Bu kadar emniyet tedbirine rağmen bu yerlerin sahipleri; “Benim işyerim veya evim de bir gün soyulursa…” diye düşündükleri zaman, mutlu olabilirler mi?
Sevgili kardeşlerim,
Gördüğünüz gibi saadet ortamının sağlanmasının iki şartı bulunmaktadır. Bunlardan birisi maneviyat sahibi olmak, başkalarının elindekilere göz dikmemek yani Allah korkusu. Diğeri ise toplumda ihtiyaç sahibi insanların sayısını azaltmak, bir başka deyişle insanların refah düzeyini yükseltmektir.
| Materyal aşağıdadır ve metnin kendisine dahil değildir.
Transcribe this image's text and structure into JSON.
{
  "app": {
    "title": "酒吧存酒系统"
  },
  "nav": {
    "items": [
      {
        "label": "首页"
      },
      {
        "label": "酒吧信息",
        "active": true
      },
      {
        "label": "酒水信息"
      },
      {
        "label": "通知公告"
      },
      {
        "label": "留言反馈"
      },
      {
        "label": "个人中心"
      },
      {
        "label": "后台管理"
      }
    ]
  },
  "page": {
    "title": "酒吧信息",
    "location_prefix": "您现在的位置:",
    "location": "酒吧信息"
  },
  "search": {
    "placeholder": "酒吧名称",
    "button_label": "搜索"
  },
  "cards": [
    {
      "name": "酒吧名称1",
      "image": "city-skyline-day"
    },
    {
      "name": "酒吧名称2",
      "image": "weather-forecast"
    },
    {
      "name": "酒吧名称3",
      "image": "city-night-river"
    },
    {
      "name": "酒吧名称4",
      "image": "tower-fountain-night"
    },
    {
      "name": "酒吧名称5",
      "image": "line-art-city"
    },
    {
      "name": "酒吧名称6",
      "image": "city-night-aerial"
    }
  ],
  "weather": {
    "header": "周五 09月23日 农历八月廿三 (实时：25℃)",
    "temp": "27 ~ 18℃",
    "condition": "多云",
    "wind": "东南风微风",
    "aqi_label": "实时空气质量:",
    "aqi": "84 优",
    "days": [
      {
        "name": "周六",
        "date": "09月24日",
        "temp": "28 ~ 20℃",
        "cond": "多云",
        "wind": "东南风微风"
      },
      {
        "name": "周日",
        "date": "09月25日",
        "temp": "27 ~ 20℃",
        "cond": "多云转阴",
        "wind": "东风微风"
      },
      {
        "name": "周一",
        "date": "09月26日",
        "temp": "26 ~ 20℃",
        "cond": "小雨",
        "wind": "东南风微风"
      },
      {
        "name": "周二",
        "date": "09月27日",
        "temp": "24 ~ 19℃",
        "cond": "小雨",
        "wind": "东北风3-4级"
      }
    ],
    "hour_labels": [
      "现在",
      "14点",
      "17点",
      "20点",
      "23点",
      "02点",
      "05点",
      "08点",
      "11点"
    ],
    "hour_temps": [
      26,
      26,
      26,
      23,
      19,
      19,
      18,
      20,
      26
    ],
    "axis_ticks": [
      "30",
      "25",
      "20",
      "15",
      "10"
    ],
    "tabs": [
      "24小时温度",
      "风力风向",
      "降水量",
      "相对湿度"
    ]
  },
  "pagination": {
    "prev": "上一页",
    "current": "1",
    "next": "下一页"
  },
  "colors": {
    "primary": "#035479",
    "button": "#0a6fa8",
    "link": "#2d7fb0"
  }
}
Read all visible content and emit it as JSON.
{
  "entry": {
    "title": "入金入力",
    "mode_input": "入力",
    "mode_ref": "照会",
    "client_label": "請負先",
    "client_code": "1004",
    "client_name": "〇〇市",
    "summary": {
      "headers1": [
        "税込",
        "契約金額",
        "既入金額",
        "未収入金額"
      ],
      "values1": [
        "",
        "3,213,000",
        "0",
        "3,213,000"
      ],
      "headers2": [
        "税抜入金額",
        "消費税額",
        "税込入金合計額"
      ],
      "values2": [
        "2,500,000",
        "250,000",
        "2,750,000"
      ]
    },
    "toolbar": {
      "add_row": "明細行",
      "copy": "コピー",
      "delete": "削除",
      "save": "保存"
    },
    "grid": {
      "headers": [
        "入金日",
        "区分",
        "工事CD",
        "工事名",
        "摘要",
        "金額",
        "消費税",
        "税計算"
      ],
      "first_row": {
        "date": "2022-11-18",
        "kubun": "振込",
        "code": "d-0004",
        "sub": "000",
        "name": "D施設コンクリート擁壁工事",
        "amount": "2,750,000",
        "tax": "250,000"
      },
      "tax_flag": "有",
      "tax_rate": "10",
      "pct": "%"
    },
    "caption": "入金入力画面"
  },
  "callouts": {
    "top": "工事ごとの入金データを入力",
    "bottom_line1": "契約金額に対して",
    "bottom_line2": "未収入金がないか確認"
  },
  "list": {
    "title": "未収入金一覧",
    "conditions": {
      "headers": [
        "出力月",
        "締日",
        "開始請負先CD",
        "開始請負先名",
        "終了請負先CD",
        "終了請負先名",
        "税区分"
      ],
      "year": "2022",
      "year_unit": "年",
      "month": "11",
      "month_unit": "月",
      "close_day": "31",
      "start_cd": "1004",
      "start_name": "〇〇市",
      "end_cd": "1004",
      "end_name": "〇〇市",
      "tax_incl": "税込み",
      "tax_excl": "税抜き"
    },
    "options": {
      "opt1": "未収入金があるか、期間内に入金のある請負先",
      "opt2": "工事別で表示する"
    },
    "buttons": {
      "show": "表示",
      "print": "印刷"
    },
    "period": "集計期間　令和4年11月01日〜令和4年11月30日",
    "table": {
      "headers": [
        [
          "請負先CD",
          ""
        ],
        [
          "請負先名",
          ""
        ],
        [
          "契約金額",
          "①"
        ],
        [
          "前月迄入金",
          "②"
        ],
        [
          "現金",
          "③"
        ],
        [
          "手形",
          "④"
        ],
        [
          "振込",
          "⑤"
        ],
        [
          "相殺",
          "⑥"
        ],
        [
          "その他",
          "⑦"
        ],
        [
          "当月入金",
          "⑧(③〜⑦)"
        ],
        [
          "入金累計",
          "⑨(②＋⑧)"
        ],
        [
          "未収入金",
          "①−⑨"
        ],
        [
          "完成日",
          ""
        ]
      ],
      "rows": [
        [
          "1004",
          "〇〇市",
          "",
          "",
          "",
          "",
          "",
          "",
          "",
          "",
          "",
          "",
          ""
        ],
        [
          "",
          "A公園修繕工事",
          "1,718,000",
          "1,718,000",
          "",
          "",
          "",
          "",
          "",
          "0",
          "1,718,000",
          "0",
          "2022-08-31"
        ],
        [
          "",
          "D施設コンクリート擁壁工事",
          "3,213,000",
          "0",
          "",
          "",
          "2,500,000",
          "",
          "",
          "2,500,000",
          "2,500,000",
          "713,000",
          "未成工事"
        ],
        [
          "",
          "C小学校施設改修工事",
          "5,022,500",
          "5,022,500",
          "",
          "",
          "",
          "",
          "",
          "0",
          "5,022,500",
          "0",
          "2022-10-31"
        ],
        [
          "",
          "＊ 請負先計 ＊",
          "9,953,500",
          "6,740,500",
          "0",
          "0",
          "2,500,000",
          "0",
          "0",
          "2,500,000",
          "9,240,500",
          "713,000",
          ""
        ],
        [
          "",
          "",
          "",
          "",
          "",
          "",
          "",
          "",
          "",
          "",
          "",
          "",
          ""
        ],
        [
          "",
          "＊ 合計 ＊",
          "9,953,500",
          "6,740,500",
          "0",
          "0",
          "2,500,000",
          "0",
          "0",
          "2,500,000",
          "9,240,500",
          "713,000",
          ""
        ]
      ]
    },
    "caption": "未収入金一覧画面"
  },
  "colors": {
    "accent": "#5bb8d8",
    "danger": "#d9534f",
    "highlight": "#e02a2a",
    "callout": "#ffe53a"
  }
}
Elbette bunları başımıza seçtiğimiz insanlar, milletvekilleri, bakanlar, Başbakan ve Cumhurbaşkanlarımız yapacaklardır. Bunları da bizler seçtiğimize göre ülkemizin refah seviyesini kim yükseltecekse onu, çocuklardan başlayarak insanımızın ahlak ve maneviyatı kim sağlayacaksa onu seçmeliyiz. Ki hepimiz güven içinde, saadet içinde olabilelim.
Sevgili çocuklar,
Bir Padişahın oğlu, onulmaz (iyileşmez) bir hastalığa yakalanmış. Bu genci tedavi etmek ve eski sağlığına kavuşturmak için her şey ama her şey yapılmış. Fakat delikanlıyı bir türlü iyileştirememişler.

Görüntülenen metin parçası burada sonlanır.